Neben Dialogen sind es vor allem die ganz alltäglichen Geräusche, die mir helfen, der Handlung eines Films in groben Zügen auch ohne Audiodeskription zu folgen. Je realistischer diese Geräuschkulisse ist, desto besser. Zu bedenken ist freilich, dass vor allem beim Fernsehen die räumliche Wahrnehmung großteils verloren geht. Moderne Kinosäle mit Dolby surround, wo einem die Klatscher beim Quidditsch förmlich um die Ohren zu fliegen scheinen - wie bei Harry Potters Lieblings-Sportart, sodass man unwillkürlich den Kopf einzieht, üben daher eine gewisse Faszination auf mich aus. Sie vermitteln mir die Illusion, in die Handlung mit einbezogen zu werden.

Aber gerade in Fernsehfilmen werden oft Geräusche einfach nur simuliert; ein Gewitter etwa oder das Rattern eines fahrenden Zugs klingen allzu oft ziemlich unnatürlich. Das empfinde ich als störend, häufig sogar als irritierend. Auch Musik, die nicht zur Handlung gehört, sondern als Untermalung dient, um die Dramatik zu erhöhen, hindert mich gelegentlich ebenso daran, der Handlung zu folgen, wie zu rasche Szenenwechsel oder zu viele handelnde Personen - und natürlich lange dialogfreie Passagen.

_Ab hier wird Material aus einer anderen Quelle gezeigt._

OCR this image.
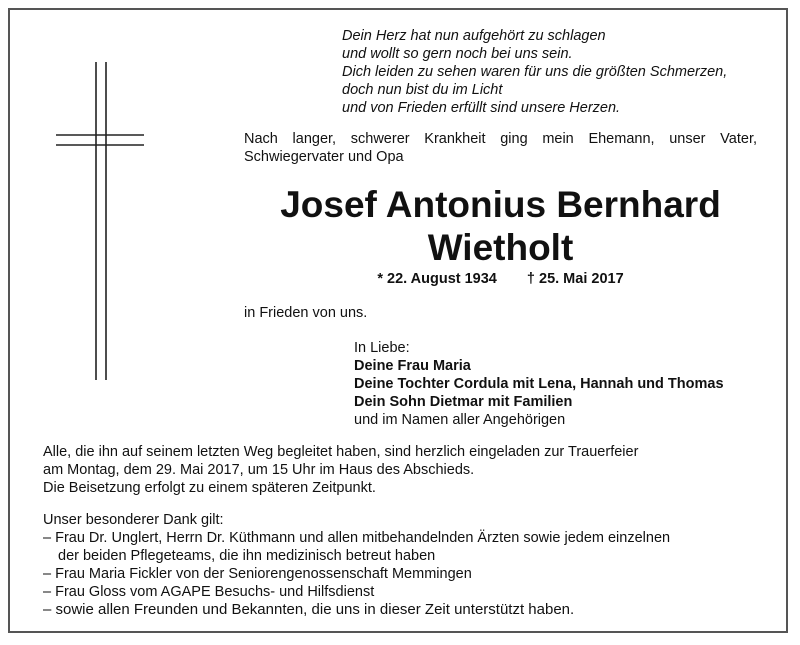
Dein Herz hat nun aufgehört zu schlagen
und wollt so gern noch bei uns sein.
Dich leiden zu sehen waren für uns die größten Schmerzen,
doch nun bist du im Licht
und von Frieden erfüllt sind unsere Herzen.
Nach langer, schwerer Krankheit ging mein Ehemann, unser Vater, Schwiegervater und Opa
Josef Antonius Bernhard
Wietholt
* 22. August 1934 † 25. Mai 2017
in Frieden von uns.
In Liebe:
Deine Frau Maria
Deine Tochter Cordula mit Lena, Hannah und Thomas
Dein Sohn Dietmar mit Familien
und im Namen aller Angehörigen
Alle, die ihn auf seinem letzten Weg begleitet haben, sind herzlich eingeladen zur Trauerfeier
am Montag, dem 29. Mai 2017, um 15 Uhr im Haus des Abschieds.
Die Beisetzung erfolgt zu einem späteren Zeitpunkt.
Unser besonderer Dank gilt:
– Frau Dr. Unglert, Herrn Dr. Küthmann und allen mitbehandelnden Ärzten sowie jedem einzelnen
der beiden Pflegeteams, die ihn medizinisch betreut haben
– Frau Maria Fickler von der Seniorengenossenschaft Memmingen
– Frau Gloss vom AGAPE Besuchs- und Hilfsdienst
– sowie allen Freunden und Bekannten, die uns in dieser Zeit unterstützt haben.
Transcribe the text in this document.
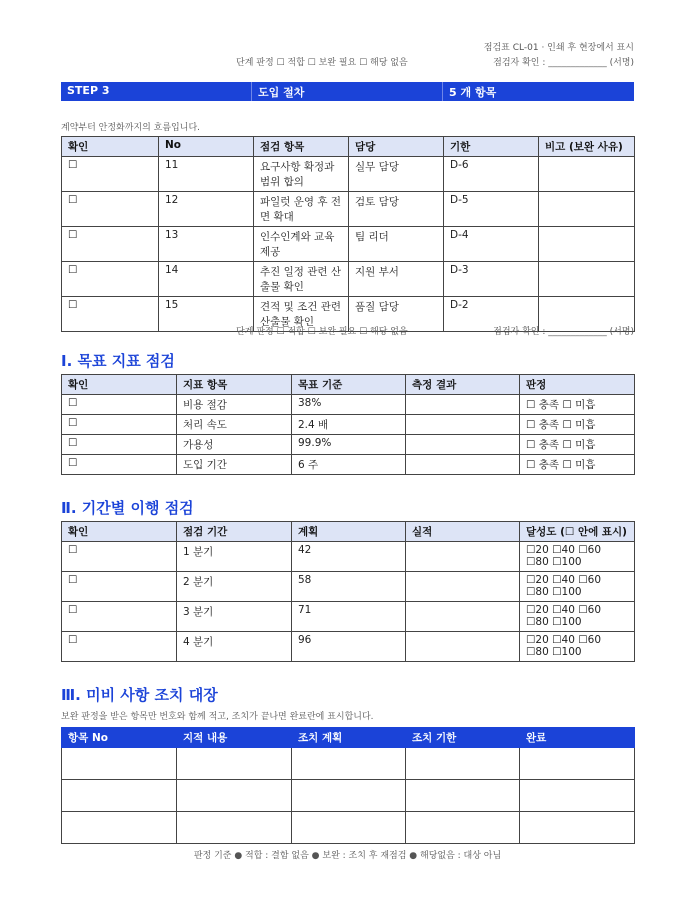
점검표 CL-01 · 인쇄 후 현장에서 표시
단계 판정 ☐ 적합 ☐ 보완 필요 ☐ 해당 없음	점검자 확인 : _____________ (서명)
STEP 3	도입 절차	5 개 항목
계약부터 안정화까지의 흐름입니다.
확인	No	점검 항목	담당	기한	비고 (보완 사유)
☐	11	요구사항 확정과 범위 합의	실무 담당	D-6	
☐	12	파일럿 운영 후 전면 확대	검토 담당	D-5	
☐	13	인수인계와 교육 제공	팀 리더	D-4	
☐	14	추진 일정 관련 산출물 확인	지원 부서	D-3	
☐	15	견적 및 조건 관련 산출물 확인	품질 담당	D-2	
단계 판정 ☐ 적합 ☐ 보완 필요 ☐ 해당 없음	점검자 확인 : _____________ (서명)
Ⅰ. 목표 지표 점검
확인	지표 항목	목표 기준	측정 결과	판정
☐	비용 절감	38%		☐ 충족 ☐ 미흡
☐	처리 속도	2.4 배		☐ 충족 ☐ 미흡
☐	가용성	99.9%		☐ 충족 ☐ 미흡
☐	도입 기간	6 주		☐ 충족 ☐ 미흡
Ⅱ. 기간별 이행 점검
확인	점검 기간	계획	실적	달성도 (☐ 안에 표시)
☐	1 분기	42		☐20 ☐40 ☐60
☐80 ☐100

☐	2 분기	58		☐20 ☐40 ☐60
☐80 ☐100

☐	3 분기	71		☐20 ☐40 ☐60
☐80 ☐100

☐	4 분기	96		☐20 ☐40 ☐60
☐80 ☐100
Ⅲ. 미비 사항 조치 대장
보완 판정을 받은 항목만 번호와 함께 적고, 조치가 끝나면 완료란에 표시합니다.
항목 No	지적 내용	조치 계획	조치 기한	완료

판정 기준 ● 적합 : 결함 없음 ● 보완 : 조치 후 재점검 ● 해당없음 : 대상 아님
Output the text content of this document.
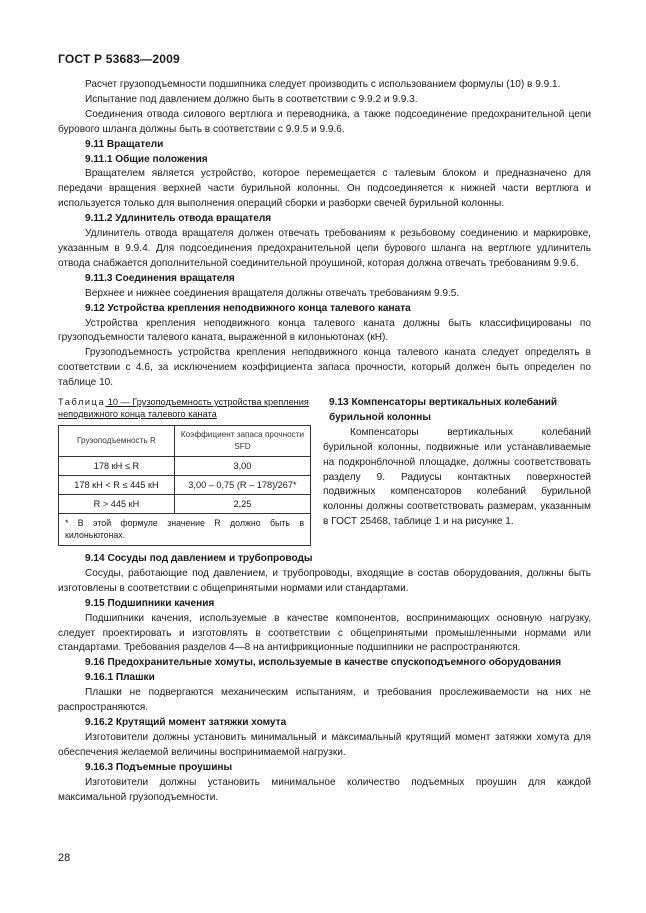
ГОСТ Р 53683—2009

Расчет грузоподъемности подшипника следует производить с использованием формулы (10) в 9.9.1.

Испытание под давлением должно быть в соответствии с 9.9.2 и 9.9.3.

Соединения отвода силового вертлюга и переводника, а также подсоединение предохранительной цепи бурового шланга должны быть в соответствии с 9.9.5 и 9.9.6.

9.11 Вращатели

9.11.1 Общие положения

Вращателем является устройство, которое перемещается с талевым блоком и предназначено для передачи вращения верхней части бурильной колонны. Он подсоединяется к нижней части вертлюга и используется только для выполнения операций сборки и разборки свечей бурильной колонны.

9.11.2 Удлинитель отвода вращателя

Удлинитель отвода вращателя должен отвечать требованиям к резьбовому соединению и маркировке, указанным в 9.9.4. Для подсоединения предохранительной цепи бурового шланга на вертлюге удлинитель отвода снабжается дополнительной соединительной проушиной, которая должна отвечать требованиям 9.9.6.

9.11.3 Соединения вращателя

Верхнее и нижнее соединения вращателя должны отвечать требованиям 9.9.5.

9.12 Устройства крепления неподвижного конца талевого каната

Устройства крепления неподвижного конца талевого каната должны быть классифицированы по грузоподъемности талевого каната, выраженной в килоньютонах (кН).

Грузоподъемность устройства крепления неподвижного конца талевого каната следует определять в соответствии с 4.6, за исключением коэффициента запаса прочности, который должен быть определен по таблице 10.

Таблица 10 — Грузоподъемность устройства крепления неподвижного конца талевого каната
Грузоподъемность R	Коэффициент запаса прочности SFD
178 кН ≤ R	3,00
178 кН < R ≤ 445 кН	3,00 – 0,75 (R – 178)/267*
R > 445 кН	2,25
* В этой формуле значение R должно быть в килоньютонах.	

9.13 Компенсаторы вертикальных колебаний бурильной колонны

Компенсаторы вертикальных колебаний бурильной колонны, подвижные или устанавливаемые на подкронблочной площадке, должны соответствовать разделу 9. Радиусы контактных поверхностей подвижных компенсаторов колебаний бурильной колонны должны соответствовать размерам, указанным в ГОСТ 25468, таблице 1 и на рисунке 1.

9.14 Сосуды под давлением и трубопроводы

Сосуды, работающие под давлением, и трубопроводы, входящие в состав оборудования, должны быть изготовлены в соответствии с общепринятыми нормами или стандартами.

9.15 Подшипники качения

Подшипники качения, используемые в качестве компонентов, воспринимающих основную нагрузку, следует проектировать и изготовлять в соответствии с общепринятыми промышленными нормами или стандартами. Требования разделов 4—8 на антифрикционные подшипники не распространяются.

9.16 Предохранительные хомуты, используемые в качестве спускоподъемного оборудования

9.16.1 Плашки

Плашки не подвергаются механическим испытаниям, и требования прослеживаемости на них не распространяются.

9.16.2 Крутящий момент затяжки хомута

Изготовители должны установить минимальный и максимальный крутящий момент затяжки хомута для обеспечения желаемой величины воспринимаемой нагрузки.

9.16.3 Подъемные проушины

Изготовители должны установить минимальное количество подъемных проушин для каждой максимальной грузоподъемности.

28
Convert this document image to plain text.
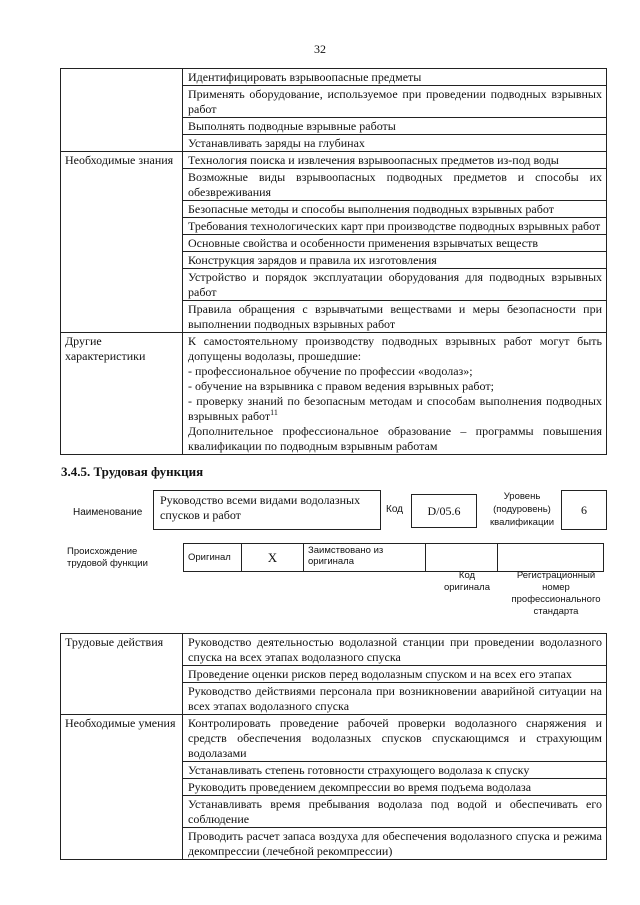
32
	Идентифицировать взрывоопасные предметы
	Применять оборудование, используемое при проведении подводных взрывных работ
	Выполнять подводные взрывные работы
	Устанавливать заряды на глубинах
Необходимые знания	Технология поиска и извлечения взрывоопасных предметов из-под воды
	Возможные виды взрывоопасных подводных предметов и способы их обезвреживания
	Безопасные методы и способы выполнения подводных взрывных работ
	Требования технологических карт при производстве подводных взрывных работ
	Основные свойства и особенности применения взрывчатых веществ
	Конструкция зарядов и правила их изготовления
	Устройство и порядок эксплуатации оборудования для подводных взрывных работ
	Правила обращения с взрывчатыми веществами и меры безопасности при выполнении подводных взрывных работ
Другие характеристики	К самостоятельному производству подводных взрывных работ могут быть допущены водолазы, прошедшие:
- профессиональное обучение по профессии «водолаз»;
- обучение на взрывника с правом ведения взрывных работ;
- проверку знаний по безопасным методам и способам выполнения подводных взрывных работ$^{11}$
Дополнительное профессиональное образование – программы повышения квалификации по подводным взрывным работам
3.4.5. Трудовая функция
Наименование
Руководство всеми видами водолазных спусков и работ	Код	D/05.6
Уровень (подуровень) квалификации
6
Происхождение трудовой функции
Оригинал	X	Заимствовано из оригинала		
Код оригинала
Регистрационный номер профессионального стандарта
Трудовые действия	Руководство деятельностью водолазной станции при проведении водолазного спуска на всех этапах водолазного спуска
	Проведение оценки рисков перед водолазным спуском и на всех его этапах
	Руководство действиями персонала при возникновении аварийной ситуации на всех этапах водолазного спуска
Необходимые умения	Контролировать проведение рабочей проверки водолазного снаряжения и средств обеспечения водолазных спусков спускающимся и страхующим водолазами
	Устанавливать степень готовности страхующего водолаза к спуску
	Руководить проведением декомпрессии во время подъема водолаза
	Устанавливать время пребывания водолаза под водой и обеспечивать его соблюдение
	Проводить расчет запаса воздуха для обеспечения водолазного спуска и режима декомпрессии (лечебной рекомпрессии)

Besonders störend empfinde ich aber Anachronismen, also beispielsweise das, wenn auch weit entfernte, Motorengeräusch eines Autos in einem historischen Film, in dem es nur Pferdekutschen geben sollte. Und erst kürzlich habe ich in einem Film, der um die Weihnachtszeit spielt, zweimal hintereinander einen Kuckuck schlagen hören.

Kino im Kopf

Neben modernen akustischen Effekten in Kinosälen verhilft vor allem die bereits erwähnte Audiodeskription zu einem ganz neuen Filmerlebnis. Dabei werden in Dialogpausen Orte, handelnde Personen und wichtige Details der Handlung in knappen Worten beschrieben. Diese Beschreibung wird am 2. Kanal ausgestrahlt wie bei Filmen mit Originalton und Untertitel. Um diese Beschreibungen so knapp wie möglich, aber so ausführlich wie nötig zu gestalten, wird von einem speziell ausgebildeten Team, dem auch eine blinde Person angehört, ein eigenes Drehbuch geschrieben. In der Programmvorschau des Österreichischen Fernsehens sind solche Filme mit dem Vermerk "Hörfilm" versehen. (Näheres finden Sie auf der österreichischen Teletextseite 779.)

Kriminelles Finale

Mein Freitagabend-Krimi ist bald zu Ende. Ich habe auch schon einen Verdacht, wer der Täter sein könnte.

Wieder ein Treppenhaus, wiederum Schritte - diesmal sind es die Schuhe eines Mannes, leiser, gedämpft, fast schleichend - und das ist kein gutes Zeichen. Und dann läutet es an einer Wohnungstür. Diese wird geöffnet und dieselbe Frau wie am Beginn des Films sagt erstaunt: "Du?"

Dann folgt ein Schuss und unmittelbar darauf setzt die Schluss-Musik der Serie ein. Ich werde nie erfahren, wer nun wen erschossen hat und ob mein Verdacht richtig oder falsch war. Denn der Mann hat kein Wort gesprochen und die meisten ausgestrahlten Filme sind eben noch nicht mit Audiodeskription versehen.